İnsanların kendi bencilliğinden sıyrıldığı gibi bir adanmaya düşmemek lazım burada. İnsanların bencillikleri, kendilerinin farkına vardıkları noktada değil, hayatlarında her şeyi ben merkezci bir yaklaşımla yönetmeye çalıştıklarında ortaya çıkar.

Hayatın merkezine kendini koyanlar bile aslında kendilerinin farkında olamaz çoğu zaman. Çünkü gerçekten de dünya kimsenin etrafında dönmez. O bir yanılsamadır. Alışkanlıkların getirdiği körelmenin merkezine kendinden ziyade, kendi çıkarlarını koyanların da göreceği kaçınılmaz son budur.

Kimisi de “kendini soyutlamak” der bu uzaklaşmaya… Yanlış bir tanımlamadır. Yanlıştır çünkü soyutlamak; olanı olduğundan farklı bir şekilde algılayıp, onu gerçeklik diye atfedilen bir kabuktan kurtararak yorumlamaktır.

“Uzaklaşmak, kendini keşfetmek için bir yolculuğa çıkmaktır,” diye son dönemlerin popüler ama altı doldurulamayan içi boş söylemlerinden bahsetmek bile bu noktada saçmalık olur. Çünkü uzaklaşmak bir eylemdir ama öyle derin nefes al, kendine vakit ayır, hobilerinle uğraş gibi beylik öğütlerle kendini oyalamaktan başka bir işe yaramayan eylemlerden ziyade bir tepkinin eyleme dönüşme halidir.

Bu tepki, insanın kendisine karşı tepkisidir. Durması gereken yere işaret eder. Yoluna devam edebilmesi için ara vermesi gerektiğini gösterir. Yoksa alışkanlıklarının mahkumiyetinde sürekli aynı şeylerden şikâyet edip aynı şeyleri devam ettirmenin kısır döngüsünde çürüdüğünü fark edemez hale gelir.

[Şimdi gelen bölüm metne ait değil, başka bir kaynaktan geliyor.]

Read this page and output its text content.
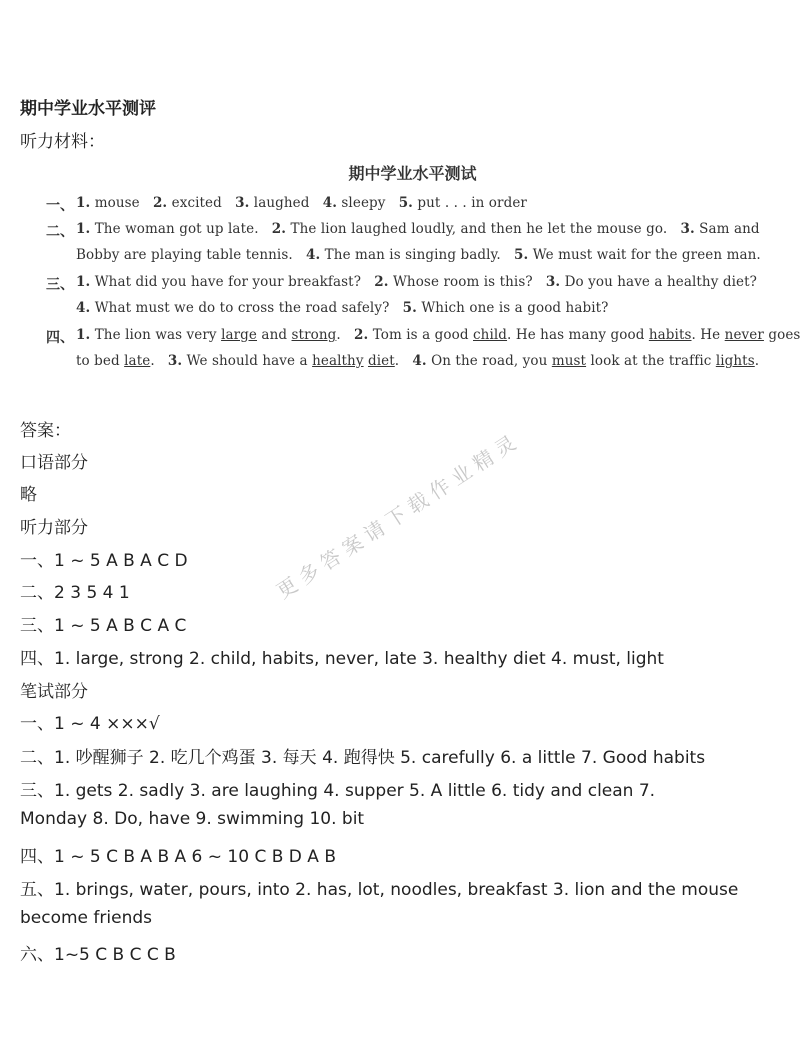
期中学业水平测评
听力材料：
期中学业水平测试
一、 1. mouse 2. excited 3. laughed 4. sleepy 5. put . . . in order
二、 1. The woman got up late. 2. The lion laughed loudly, and then he let the mouse go. 3. Sam and
Bobby are playing table tennis. 4. The man is singing badly. 5. We must wait for the green man.
三、 1. What did you have for your breakfast? 2. Whose room is this? 3. Do you have a healthy diet?
4. What must we do to cross the road safely? 5. Which one is a good habit?
四、 1. The lion was very large and strong. 2. Tom is a good child. He has many good habits. He never goes
to bed late. 3. We should have a healthy diet. 4. On the road, you must look at the traffic lights.
答案：
口语部分
略
听力部分
一、1 ~ 5 A B A C D
二、2 3 5 4 1
三、1 ~ 5 A B C A C
四、1. large, strong 2. child, habits, never, late 3. healthy diet 4. must, light
笔试部分
一、1 ~ 4 ×××√
二、1. 吵醒狮子 2. 吃几个鸡蛋 3. 每天 4. 跑得快 5. carefully 6. a little 7. Good habits
三、1. gets 2. sadly 3. are laughing 4. supper 5. A little 6. tidy and clean 7.
Monday 8. Do, have 9. swimming 10. bit
四、1 ~ 5 C B A B A 6 ~ 10 C B D A B
五、1. brings, water, pours, into 2. has, lot, noodles, breakfast 3. lion and the mouse
become friends
六、1~5 C B C C B
更多答案请下载作业精灵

Her şeyin ötesinde başkaları için bir alışkanlık haline geldiğini anladığında insan, en çok da gitmesi gerektiğini anlar. Nasıl ki duvarda yıllarca asılı duran bir resim, zamanla artık bir resim olmaktan çıkıp da sanki duvarın kendisiymişçesine algılanmaya başlanırsa, insan da bir müddet sonra başkaları için böyle olur. Duvarda asılı duran bir resim gibi artık fark edilmez. Resmi duvara ilk astığında ondan gözlerini alamayan, evine her gelene gösteren, hatta her baktığında farklı anlamlar aramaya çalışan kişi yıllar geçtikçe resmi göremez olur. Çünkü alışmıştır resme. O resmi duvarda görmeye… O yüzden artık gördüğü resim değil, duvarın kendisidir. Hatırlamaz bile onun bir resim olduğunu…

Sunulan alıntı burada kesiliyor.